The soldier was short, with very fair hair and a pale, gentle face covered in freckles. Wrapped in his cape he looked ill at ease, every inch the raw recruit.

‘Yes, it does, doesn't it?' he muttered.

And his blue eyes gazed at the wan sky and a grey misty dawn in which coal-dust seemed to hang like lead over the distant plain.

‘Damned stupid of them to stick you up here like this so you can freeze to death!' Étienne went on. ‘It's not as if we're expecting the Cossacks,
1
is it?…And there's always such a terrible wind up here, too!'

The little soldier shivered uncomplainingly. In fact there was the dry-stone hut in which old Bonnemort used to shelter on the nights when it was blowing a gale; but the soldier's orders were not to move from the summit of the spoil-heap, and so he stayed where he was, his hands so stiff from the cold that he could no longer feel his rifle. He belonged to a detachment of sixty men whose job it was to guard Le Voreux; and as this cruel watch fell to him frequently, he had more than once nearly breathed his last up here, all feeling gone from his feet. But it was what the job required; passive obedience had finally numbed his brain, and he replied to questions with the garbled mumblings of a child who is half asleep.

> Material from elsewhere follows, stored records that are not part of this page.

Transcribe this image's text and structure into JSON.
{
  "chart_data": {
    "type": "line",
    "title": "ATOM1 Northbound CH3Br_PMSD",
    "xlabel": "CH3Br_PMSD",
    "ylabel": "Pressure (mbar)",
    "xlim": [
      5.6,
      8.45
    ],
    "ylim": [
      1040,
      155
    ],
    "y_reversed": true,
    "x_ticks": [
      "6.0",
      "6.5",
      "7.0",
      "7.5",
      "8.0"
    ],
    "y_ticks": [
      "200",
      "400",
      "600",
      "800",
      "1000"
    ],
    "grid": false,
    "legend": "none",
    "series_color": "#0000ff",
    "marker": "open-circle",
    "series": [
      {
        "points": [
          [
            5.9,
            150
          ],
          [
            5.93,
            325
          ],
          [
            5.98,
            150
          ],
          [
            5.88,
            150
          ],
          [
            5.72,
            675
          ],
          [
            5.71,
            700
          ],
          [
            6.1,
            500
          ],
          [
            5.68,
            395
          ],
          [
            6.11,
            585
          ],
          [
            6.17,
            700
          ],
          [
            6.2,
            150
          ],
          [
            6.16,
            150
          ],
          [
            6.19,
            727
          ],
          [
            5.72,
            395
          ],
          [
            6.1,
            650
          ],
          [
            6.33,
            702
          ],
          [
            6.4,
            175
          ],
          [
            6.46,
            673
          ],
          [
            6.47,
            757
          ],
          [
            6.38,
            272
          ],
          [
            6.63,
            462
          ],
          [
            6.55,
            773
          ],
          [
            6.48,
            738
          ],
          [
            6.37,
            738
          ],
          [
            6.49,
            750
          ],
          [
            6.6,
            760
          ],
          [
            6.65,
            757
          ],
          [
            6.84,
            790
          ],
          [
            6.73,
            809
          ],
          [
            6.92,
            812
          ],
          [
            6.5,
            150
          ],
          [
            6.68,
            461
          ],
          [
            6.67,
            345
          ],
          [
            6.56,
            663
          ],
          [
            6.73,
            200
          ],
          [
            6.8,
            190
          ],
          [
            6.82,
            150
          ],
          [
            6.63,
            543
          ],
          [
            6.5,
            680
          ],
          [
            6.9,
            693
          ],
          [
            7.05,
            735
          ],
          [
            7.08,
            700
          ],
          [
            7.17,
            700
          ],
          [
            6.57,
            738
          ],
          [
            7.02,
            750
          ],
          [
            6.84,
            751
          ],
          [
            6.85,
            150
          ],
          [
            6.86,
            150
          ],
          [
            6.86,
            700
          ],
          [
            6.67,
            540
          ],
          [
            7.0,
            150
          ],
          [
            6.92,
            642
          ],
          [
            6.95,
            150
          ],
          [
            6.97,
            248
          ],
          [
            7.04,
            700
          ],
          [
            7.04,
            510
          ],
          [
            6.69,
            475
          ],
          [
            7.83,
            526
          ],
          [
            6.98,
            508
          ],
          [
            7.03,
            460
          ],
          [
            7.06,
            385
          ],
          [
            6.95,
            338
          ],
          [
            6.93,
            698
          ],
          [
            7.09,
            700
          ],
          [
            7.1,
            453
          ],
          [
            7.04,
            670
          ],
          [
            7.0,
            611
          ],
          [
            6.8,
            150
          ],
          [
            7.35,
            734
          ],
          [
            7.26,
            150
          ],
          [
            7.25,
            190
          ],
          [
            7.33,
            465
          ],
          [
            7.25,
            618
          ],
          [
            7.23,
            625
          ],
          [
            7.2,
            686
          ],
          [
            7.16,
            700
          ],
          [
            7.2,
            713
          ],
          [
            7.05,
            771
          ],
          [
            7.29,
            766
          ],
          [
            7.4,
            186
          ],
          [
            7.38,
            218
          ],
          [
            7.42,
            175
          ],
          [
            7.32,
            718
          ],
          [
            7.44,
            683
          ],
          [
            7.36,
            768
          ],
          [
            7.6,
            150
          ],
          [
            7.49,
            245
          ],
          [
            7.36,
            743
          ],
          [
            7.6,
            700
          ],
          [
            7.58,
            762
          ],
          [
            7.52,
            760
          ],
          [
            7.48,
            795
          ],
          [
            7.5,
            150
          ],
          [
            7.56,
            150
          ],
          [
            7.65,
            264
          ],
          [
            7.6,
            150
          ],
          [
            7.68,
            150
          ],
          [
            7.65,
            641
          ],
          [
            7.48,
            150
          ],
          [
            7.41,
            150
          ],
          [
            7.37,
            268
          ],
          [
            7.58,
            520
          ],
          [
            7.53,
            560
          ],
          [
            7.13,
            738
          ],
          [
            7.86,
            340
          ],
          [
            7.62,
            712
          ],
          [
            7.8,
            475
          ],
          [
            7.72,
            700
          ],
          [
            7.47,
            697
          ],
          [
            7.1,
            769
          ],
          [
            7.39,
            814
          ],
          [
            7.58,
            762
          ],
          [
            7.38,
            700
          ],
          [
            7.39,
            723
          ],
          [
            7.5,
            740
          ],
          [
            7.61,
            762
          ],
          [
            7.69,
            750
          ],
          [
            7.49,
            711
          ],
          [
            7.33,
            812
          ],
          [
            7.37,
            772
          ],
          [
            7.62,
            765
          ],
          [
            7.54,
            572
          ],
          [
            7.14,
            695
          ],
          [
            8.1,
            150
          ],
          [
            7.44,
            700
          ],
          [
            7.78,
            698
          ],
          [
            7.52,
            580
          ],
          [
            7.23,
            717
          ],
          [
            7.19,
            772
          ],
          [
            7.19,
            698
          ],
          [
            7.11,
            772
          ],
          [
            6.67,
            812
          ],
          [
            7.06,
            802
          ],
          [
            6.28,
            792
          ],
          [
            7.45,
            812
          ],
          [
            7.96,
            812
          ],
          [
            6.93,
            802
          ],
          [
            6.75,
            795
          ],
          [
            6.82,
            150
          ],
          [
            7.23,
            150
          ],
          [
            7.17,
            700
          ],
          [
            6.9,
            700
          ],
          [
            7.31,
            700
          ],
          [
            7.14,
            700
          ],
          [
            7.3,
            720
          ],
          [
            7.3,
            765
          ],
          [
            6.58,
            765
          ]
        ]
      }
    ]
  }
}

For a quarter of an hour Étienne tried in vain to get him to talk politics. He answered yes and no but without appearing to understand; some comrades said the captain was republican; as for himself, he didn't really know, it was all the same to him. If they ordered him to shoot, he'd shoot, so as not to be punished. As Étienne, the working man, listened to him, he was filled with the people's instinctive hatred of the army, of these brothers whose allegiance changed the minute they pulled on a pair of red trousers.